Our modern political narrative originates from the socio-political imagination. The validity for this is to be found in ideology which is dependent upon the authority of our feelings. In other words, ideology is tied to sensationism in the belief that all our ideas are based, ultimately, on physical sensations. There is nothing philosophical or transcendent here. Ironically, the so-called 18th century age of reason was really the beginning of ideology which seems to have taken over modern culture.
Today, we are living in a kind of story book world which is what a narrative does. It is a recounting of various facts and events of history but connecting the facts and events in different ways. The narrative is right for us if it seems to feel right. But more importantly, everything is to be judged by our feelings. While more intelligent people may see the narrative as a distortion or even false, in the example of Hollywood movies about the old west, others trust the narrative because it feels right to believe the story, for example, that all black people are still oppressed by whites. Of course, the actual historical evidence paints a much different picture but it is never enough to overthrow the almost hypnotic power of ideology.
But what about the meaning of life as it pertains to Buddhism when it is examined through the lens of ideology?
The first order of business for a Buddhist ideology is to eliminate Buddhism’s religious message by ridding it of the tenets of rebirth and karma, finally ignoring nirvana, the chief goal of the Buddha’s discourses so that its basis is ideological, hopefully, to create a secular narrative. The people who do this call their new Buddhism “secular Buddhism.”
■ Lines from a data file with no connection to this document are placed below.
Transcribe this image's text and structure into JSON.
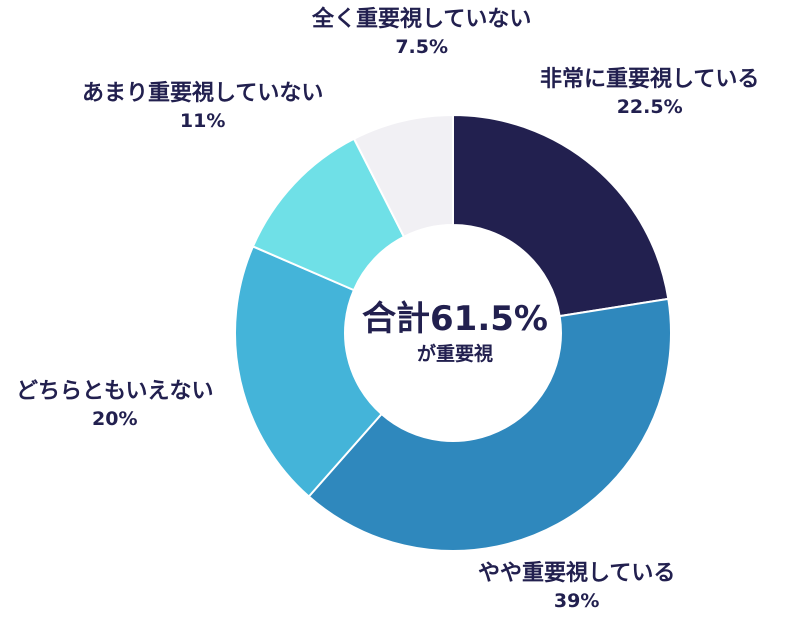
{
  "chart_data": {
    "type": "donut",
    "categories": [
      "非常に重要視している",
      "やや重要視している",
      "どちらともいえない",
      "あまり重要視していない",
      "全く重要視していない"
    ],
    "values": [
      22.5,
      39,
      20,
      11,
      7.5
    ],
    "value_labels": [
      "22.5%",
      "39%",
      "20%",
      "11%",
      "7.5%"
    ],
    "colors": [
      "#22204f",
      "#2f88bd",
      "#44b4d9",
      "#6fe0e7",
      "#f1f0f4"
    ],
    "start_angle_deg": 0,
    "direction": "clockwise",
    "center_text": {
      "main": "合計61.5%",
      "sub": "が重要視"
    }
  }
}
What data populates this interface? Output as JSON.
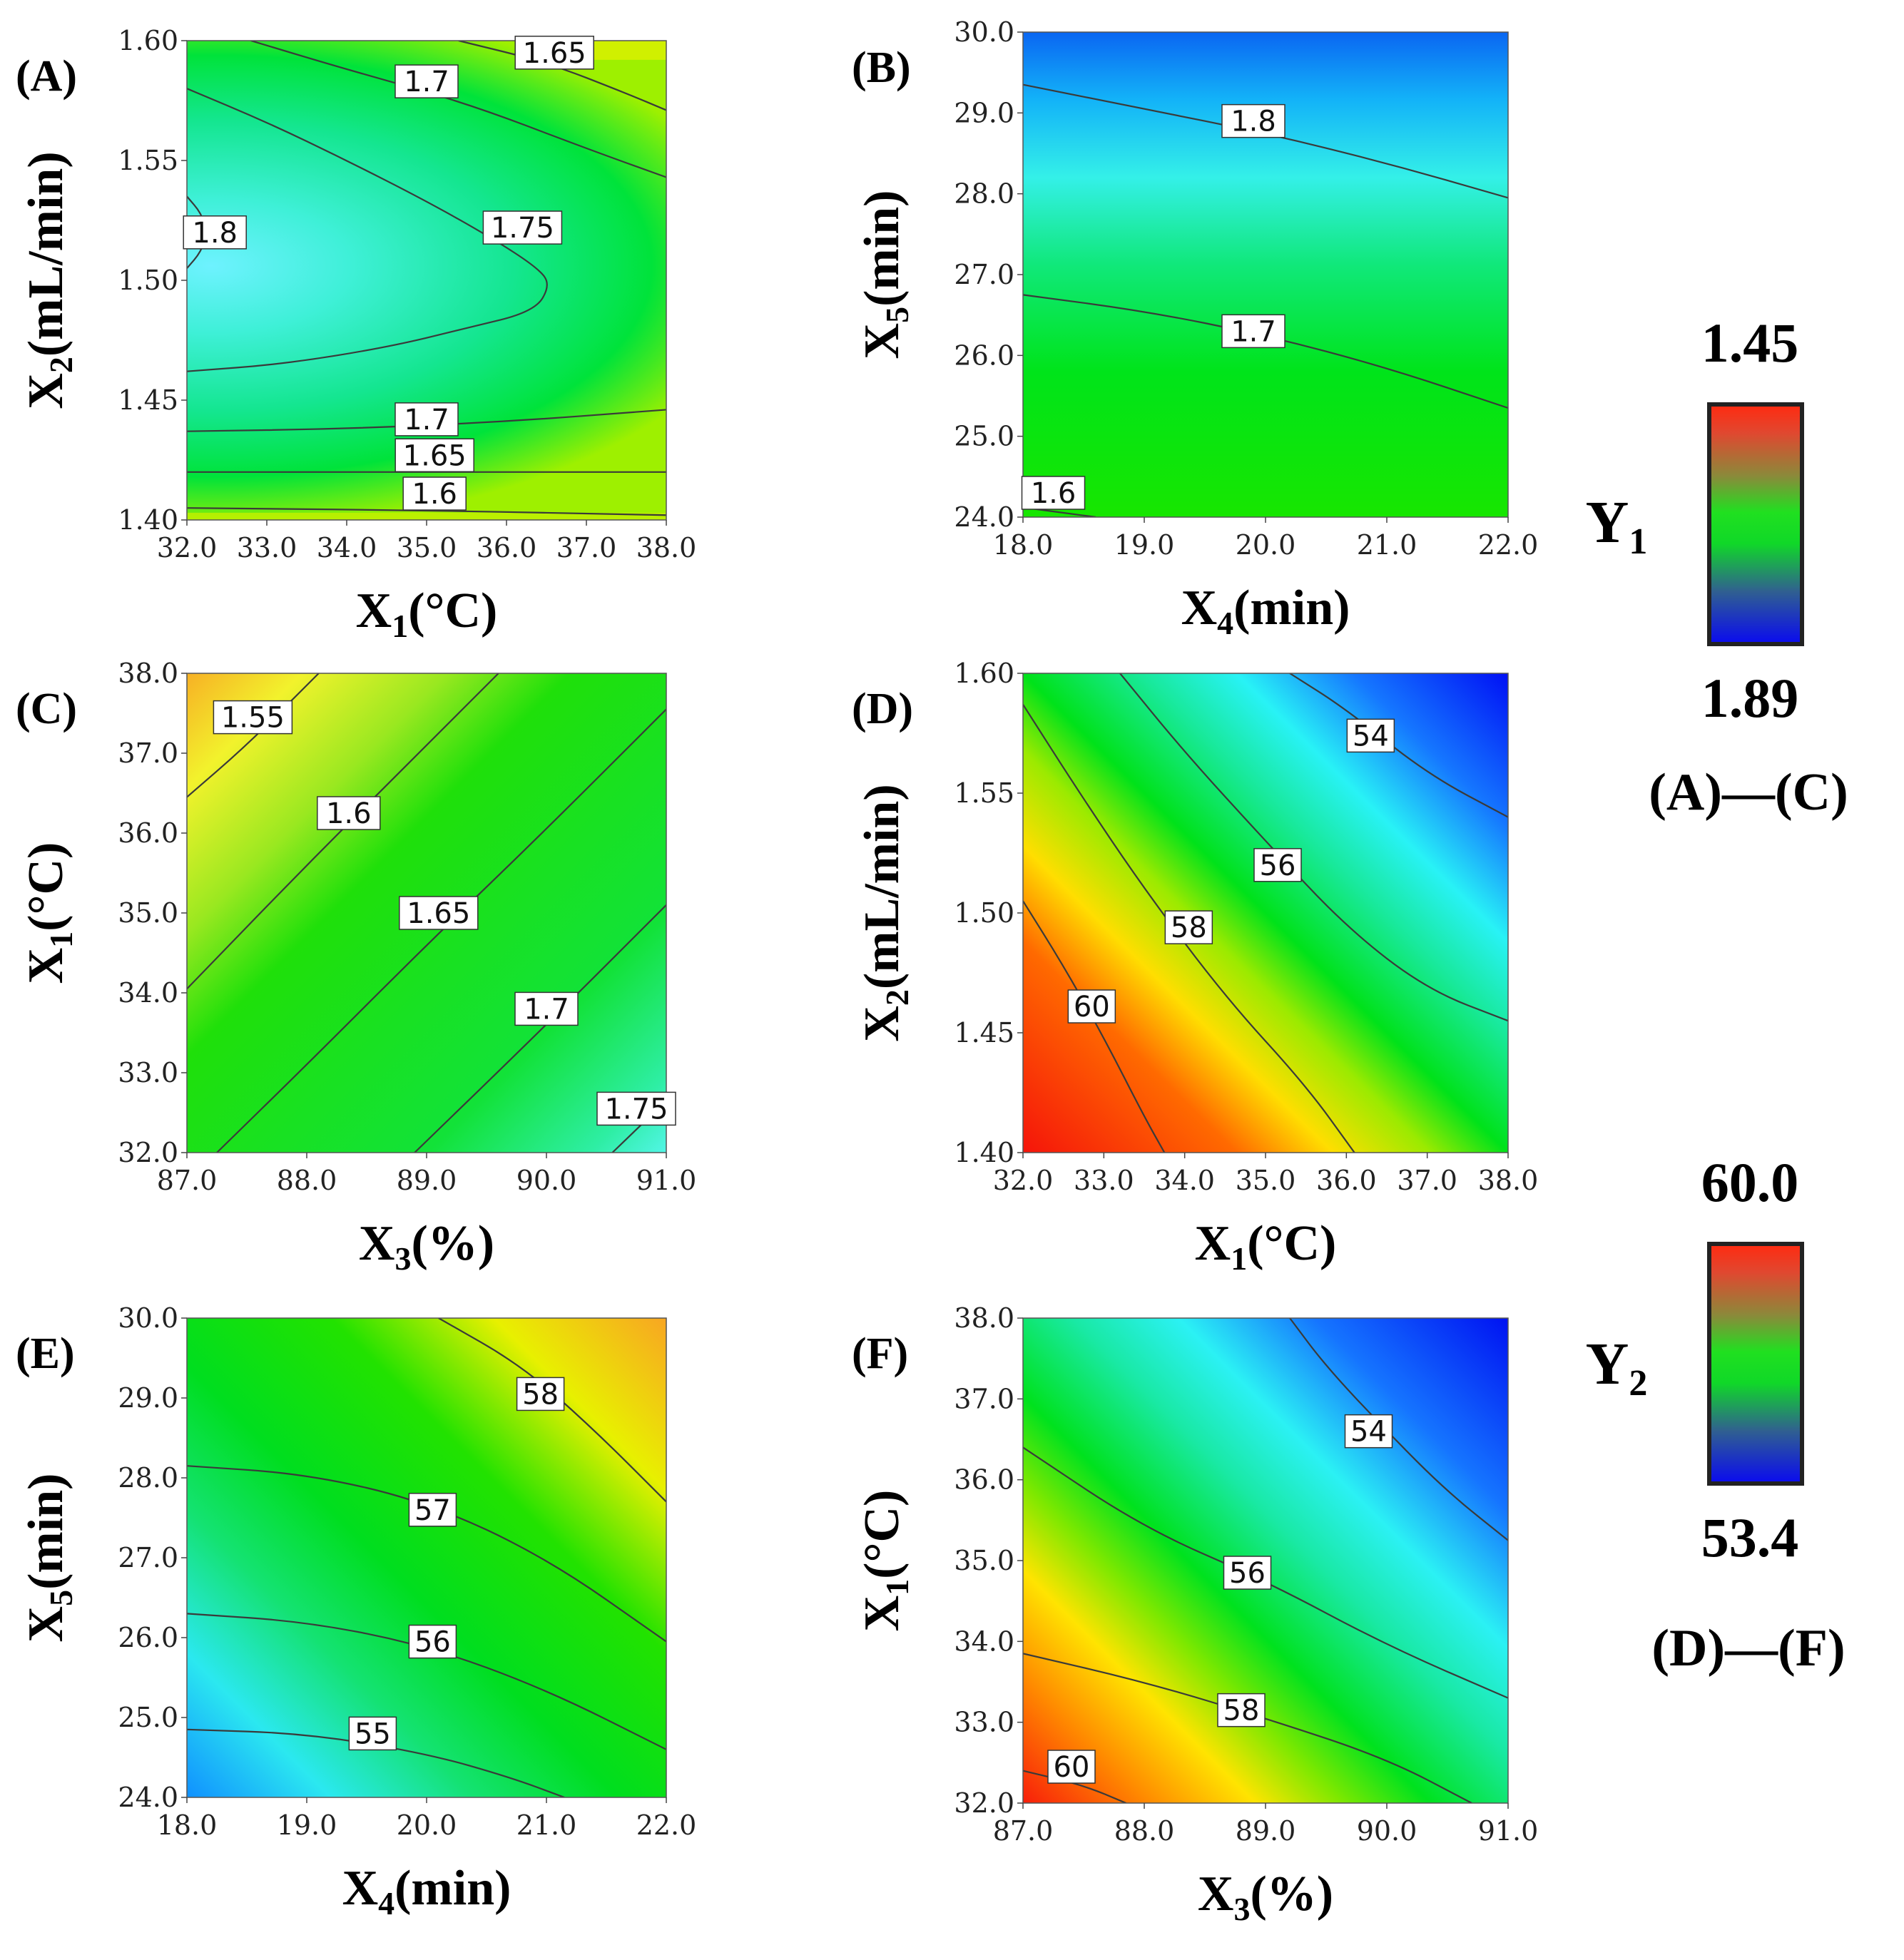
{
  "colors": {
    "red": "#ff1a00",
    "orange": "#ff9a00",
    "yellow": "#ffff00",
    "green": "#00e600",
    "cyan": "#00ffff",
    "blue": "#0000ff"
  },
  "legends": [
    {
      "response": "Y",
      "sub": "1",
      "top_value": "1.45",
      "bottom_value": "1.89",
      "panels": "(A)—(C)"
    },
    {
      "response": "Y",
      "sub": "2",
      "top_value": "60.0",
      "bottom_value": "53.4",
      "panels": "(D)—(F)"
    }
  ],
  "chart_data": [
    {
      "id": "A",
      "type": "heatmap",
      "panel_label": "(A)",
      "xlabel": {
        "main": "X",
        "sub": "1",
        "unit": "(°C)"
      },
      "ylabel": {
        "main": "X",
        "sub": "2",
        "unit": "(mL/min)"
      },
      "xlim": [
        32.0,
        38.0
      ],
      "ylim": [
        1.4,
        1.6
      ],
      "xticks": [
        "32.0",
        "33.0",
        "34.0",
        "35.0",
        "36.0",
        "37.0",
        "38.0"
      ],
      "yticks": [
        "1.40",
        "1.45",
        "1.50",
        "1.55",
        "1.60"
      ],
      "response": "Y1",
      "z_range": [
        1.45,
        1.89
      ],
      "contours": [
        {
          "label": "1.8",
          "label_at": [
            32.35,
            1.52
          ],
          "points": [
            [
              32.0,
              1.505
            ],
            [
              32.18,
              1.512
            ],
            [
              32.25,
              1.52
            ],
            [
              32.18,
              1.528
            ],
            [
              32.0,
              1.535
            ]
          ]
        },
        {
          "label": "1.75",
          "label_at": [
            36.2,
            1.522
          ],
          "points": [
            [
              32.0,
              1.58
            ],
            [
              33.0,
              1.566
            ],
            [
              34.0,
              1.55
            ],
            [
              35.0,
              1.533
            ],
            [
              35.8,
              1.518
            ],
            [
              36.4,
              1.505
            ],
            [
              36.55,
              1.498
            ],
            [
              36.35,
              1.487
            ],
            [
              35.5,
              1.48
            ],
            [
              34.5,
              1.472
            ],
            [
              33.2,
              1.465
            ],
            [
              32.0,
              1.462
            ]
          ]
        },
        {
          "label": "1.7",
          "label_at": [
            35.0,
            1.583
          ],
          "points": [
            [
              32.8,
              1.6
            ],
            [
              34.0,
              1.588
            ],
            [
              35.5,
              1.574
            ],
            [
              37.0,
              1.555
            ],
            [
              38.0,
              1.543
            ]
          ]
        },
        {
          "label": "1.65",
          "label_at": [
            36.6,
            1.595
          ],
          "points": [
            [
              35.4,
              1.6
            ],
            [
              36.5,
              1.591
            ],
            [
              37.5,
              1.578
            ],
            [
              38.0,
              1.571
            ]
          ]
        },
        {
          "label": "1.7",
          "label_at": [
            35.0,
            1.442
          ],
          "points": [
            [
              32.0,
              1.437
            ],
            [
              34.0,
              1.438
            ],
            [
              36.0,
              1.441
            ],
            [
              38.0,
              1.446
            ]
          ]
        },
        {
          "label": "1.65",
          "label_at": [
            35.1,
            1.427
          ],
          "points": [
            [
              32.0,
              1.42
            ],
            [
              35.0,
              1.42
            ],
            [
              38.0,
              1.42
            ]
          ]
        },
        {
          "label": "1.6",
          "label_at": [
            35.1,
            1.411
          ],
          "points": [
            [
              32.0,
              1.405
            ],
            [
              35.0,
              1.404
            ],
            [
              38.0,
              1.402
            ]
          ]
        }
      ]
    },
    {
      "id": "B",
      "type": "heatmap",
      "panel_label": "(B)",
      "xlabel": {
        "main": "X",
        "sub": "4",
        "unit": "(min)"
      },
      "ylabel": {
        "main": "X",
        "sub": "5",
        "unit": "(min)"
      },
      "xlim": [
        18.0,
        22.0
      ],
      "ylim": [
        24.0,
        30.0
      ],
      "xticks": [
        "18.0",
        "19.0",
        "20.0",
        "21.0",
        "22.0"
      ],
      "yticks": [
        "24.0",
        "25.0",
        "26.0",
        "27.0",
        "28.0",
        "29.0",
        "30.0"
      ],
      "response": "Y1",
      "z_range": [
        1.45,
        1.89
      ],
      "contours": [
        {
          "label": "1.8",
          "label_at": [
            19.9,
            28.9
          ],
          "points": [
            [
              18.0,
              29.35
            ],
            [
              19.0,
              29.05
            ],
            [
              20.0,
              28.75
            ],
            [
              21.0,
              28.38
            ],
            [
              22.0,
              27.95
            ]
          ]
        },
        {
          "label": "1.7",
          "label_at": [
            19.9,
            26.3
          ],
          "points": [
            [
              18.0,
              26.75
            ],
            [
              19.0,
              26.55
            ],
            [
              20.0,
              26.25
            ],
            [
              21.0,
              25.85
            ],
            [
              22.0,
              25.35
            ]
          ]
        },
        {
          "label": "1.6",
          "label_at": [
            18.25,
            24.3
          ],
          "points": [
            [
              18.0,
              24.12
            ],
            [
              18.35,
              24.05
            ],
            [
              18.6,
              24.0
            ]
          ]
        }
      ]
    },
    {
      "id": "C",
      "type": "heatmap",
      "panel_label": "(C)",
      "xlabel": {
        "main": "X",
        "sub": "3",
        "unit": "(%)"
      },
      "ylabel": {
        "main": "X",
        "sub": "1",
        "unit": "(°C)"
      },
      "xlim": [
        87.0,
        91.0
      ],
      "ylim": [
        32.0,
        38.0
      ],
      "xticks": [
        "87.0",
        "88.0",
        "89.0",
        "90.0",
        "91.0"
      ],
      "yticks": [
        "32.0",
        "33.0",
        "34.0",
        "35.0",
        "36.0",
        "37.0",
        "38.0"
      ],
      "response": "Y1",
      "z_range": [
        1.45,
        1.89
      ],
      "contours": [
        {
          "label": "1.55",
          "label_at": [
            87.55,
            37.45
          ],
          "points": [
            [
              87.0,
              36.45
            ],
            [
              87.5,
              37.1
            ],
            [
              88.0,
              37.85
            ],
            [
              88.1,
              38.0
            ]
          ]
        },
        {
          "label": "1.6",
          "label_at": [
            88.35,
            36.25
          ],
          "points": [
            [
              87.0,
              34.05
            ],
            [
              88.0,
              35.6
            ],
            [
              89.0,
              37.1
            ],
            [
              89.6,
              38.0
            ]
          ]
        },
        {
          "label": "1.65",
          "label_at": [
            89.1,
            35.0
          ],
          "points": [
            [
              87.25,
              32.0
            ],
            [
              88.0,
              33.1
            ],
            [
              89.0,
              34.6
            ],
            [
              90.0,
              36.05
            ],
            [
              91.0,
              37.55
            ]
          ]
        },
        {
          "label": "1.7",
          "label_at": [
            90.0,
            33.8
          ],
          "points": [
            [
              88.9,
              32.0
            ],
            [
              90.0,
              33.6
            ],
            [
              91.0,
              35.1
            ]
          ]
        },
        {
          "label": "1.75",
          "label_at": [
            90.75,
            32.55
          ],
          "points": [
            [
              90.55,
              32.0
            ],
            [
              91.0,
              32.65
            ]
          ]
        }
      ]
    },
    {
      "id": "D",
      "type": "heatmap",
      "panel_label": "(D)",
      "xlabel": {
        "main": "X",
        "sub": "1",
        "unit": "(°C)"
      },
      "ylabel": {
        "main": "X",
        "sub": "2",
        "unit": "(mL/min)"
      },
      "xlim": [
        32.0,
        38.0
      ],
      "ylim": [
        1.4,
        1.6
      ],
      "xticks": [
        "32.0",
        "33.0",
        "34.0",
        "35.0",
        "36.0",
        "37.0",
        "38.0"
      ],
      "yticks": [
        "1.40",
        "1.45",
        "1.50",
        "1.55",
        "1.60"
      ],
      "response": "Y2",
      "z_range": [
        53.4,
        60.0
      ],
      "contours": [
        {
          "label": "60",
          "label_at": [
            32.85,
            1.461
          ],
          "points": [
            [
              32.0,
              1.505
            ],
            [
              32.5,
              1.478
            ],
            [
              33.0,
              1.448
            ],
            [
              33.5,
              1.415
            ],
            [
              33.75,
              1.4
            ]
          ]
        },
        {
          "label": "58",
          "label_at": [
            34.05,
            1.494
          ],
          "points": [
            [
              32.0,
              1.587
            ],
            [
              32.7,
              1.55
            ],
            [
              33.5,
              1.51
            ],
            [
              34.5,
              1.465
            ],
            [
              35.5,
              1.428
            ],
            [
              36.1,
              1.4
            ]
          ]
        },
        {
          "label": "56",
          "label_at": [
            35.15,
            1.52
          ],
          "points": [
            [
              33.2,
              1.6
            ],
            [
              34.0,
              1.567
            ],
            [
              35.0,
              1.53
            ],
            [
              36.0,
              1.494
            ],
            [
              37.0,
              1.468
            ],
            [
              38.0,
              1.455
            ]
          ]
        },
        {
          "label": "54",
          "label_at": [
            36.3,
            1.574
          ],
          "points": [
            [
              35.3,
              1.6
            ],
            [
              36.0,
              1.585
            ],
            [
              37.0,
              1.558
            ],
            [
              38.0,
              1.54
            ]
          ]
        }
      ]
    },
    {
      "id": "E",
      "type": "heatmap",
      "panel_label": "(E)",
      "xlabel": {
        "main": "X",
        "sub": "4",
        "unit": "(min)"
      },
      "ylabel": {
        "main": "X",
        "sub": "5",
        "unit": "(min)"
      },
      "xlim": [
        18.0,
        22.0
      ],
      "ylim": [
        24.0,
        30.0
      ],
      "xticks": [
        "18.0",
        "19.0",
        "20.0",
        "21.0",
        "22.0"
      ],
      "yticks": [
        "24.0",
        "25.0",
        "26.0",
        "27.0",
        "28.0",
        "29.0",
        "30.0"
      ],
      "response": "Y2",
      "z_range": [
        53.4,
        60.0
      ],
      "contours": [
        {
          "label": "58",
          "label_at": [
            20.95,
            29.05
          ],
          "points": [
            [
              20.1,
              30.0
            ],
            [
              20.8,
              29.4
            ],
            [
              21.4,
              28.6
            ],
            [
              22.0,
              27.7
            ]
          ]
        },
        {
          "label": "57",
          "label_at": [
            20.05,
            27.6
          ],
          "points": [
            [
              18.0,
              28.15
            ],
            [
              19.0,
              28.05
            ],
            [
              20.0,
              27.7
            ],
            [
              21.0,
              27.0
            ],
            [
              22.0,
              25.95
            ]
          ]
        },
        {
          "label": "56",
          "label_at": [
            20.05,
            25.95
          ],
          "points": [
            [
              18.0,
              26.3
            ],
            [
              19.0,
              26.2
            ],
            [
              20.0,
              25.9
            ],
            [
              21.0,
              25.35
            ],
            [
              22.0,
              24.6
            ]
          ]
        },
        {
          "label": "55",
          "label_at": [
            19.55,
            24.8
          ],
          "points": [
            [
              18.0,
              24.85
            ],
            [
              19.0,
              24.8
            ],
            [
              20.0,
              24.55
            ],
            [
              20.7,
              24.25
            ],
            [
              21.15,
              24.0
            ]
          ]
        }
      ]
    },
    {
      "id": "F",
      "type": "heatmap",
      "panel_label": "(F)",
      "xlabel": {
        "main": "X",
        "sub": "3",
        "unit": "(%)"
      },
      "ylabel": {
        "main": "X",
        "sub": "1",
        "unit": "(°C)"
      },
      "xlim": [
        87.0,
        91.0
      ],
      "ylim": [
        32.0,
        38.0
      ],
      "xticks": [
        "87.0",
        "88.0",
        "89.0",
        "90.0",
        "91.0"
      ],
      "yticks": [
        "32.0",
        "33.0",
        "34.0",
        "35.0",
        "36.0",
        "37.0",
        "38.0"
      ],
      "response": "Y2",
      "z_range": [
        53.4,
        60.0
      ],
      "contours": [
        {
          "label": "60",
          "label_at": [
            87.4,
            32.45
          ],
          "points": [
            [
              87.0,
              32.4
            ],
            [
              87.5,
              32.22
            ],
            [
              87.85,
              32.0
            ]
          ]
        },
        {
          "label": "58",
          "label_at": [
            88.8,
            33.15
          ],
          "points": [
            [
              87.0,
              33.85
            ],
            [
              88.0,
              33.5
            ],
            [
              89.0,
              33.05
            ],
            [
              90.0,
              32.55
            ],
            [
              90.7,
              32.0
            ]
          ]
        },
        {
          "label": "56",
          "label_at": [
            88.85,
            34.85
          ],
          "points": [
            [
              87.0,
              36.4
            ],
            [
              88.0,
              35.4
            ],
            [
              89.0,
              34.75
            ],
            [
              90.0,
              33.95
            ],
            [
              91.0,
              33.3
            ]
          ]
        },
        {
          "label": "54",
          "label_at": [
            89.85,
            36.6
          ],
          "points": [
            [
              89.2,
              38.0
            ],
            [
              89.5,
              37.4
            ],
            [
              90.0,
              36.6
            ],
            [
              90.5,
              35.85
            ],
            [
              91.0,
              35.25
            ]
          ]
        }
      ]
    }
  ]
}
Yet, the Buddha’s enlightenment goes far beyond the world of the senses and even thinking. In light of this it is not secular but religious by realizing ultimate reality allowing us to see the world the way it really is. This has nothing to do with sensationism. The Buddha’s enlightenment is not limited by the human imagination or ideology. And the real meaning of life is to awaken from the dream of conditioned existence which confines us to the cycles of birth and death. But if we are left with an ideological Buddhism the meaning loses it salvific message to the eternal spirit which is hidden within us. It becomes run-of-the-mill as if to say that the existential condition of suffering is caused by self-centered craving! But craving, in itself, is not the problem in Buddhism. It is what we crave and desire this being the conditioned psychophysical organism otherwise known as the five skandhas.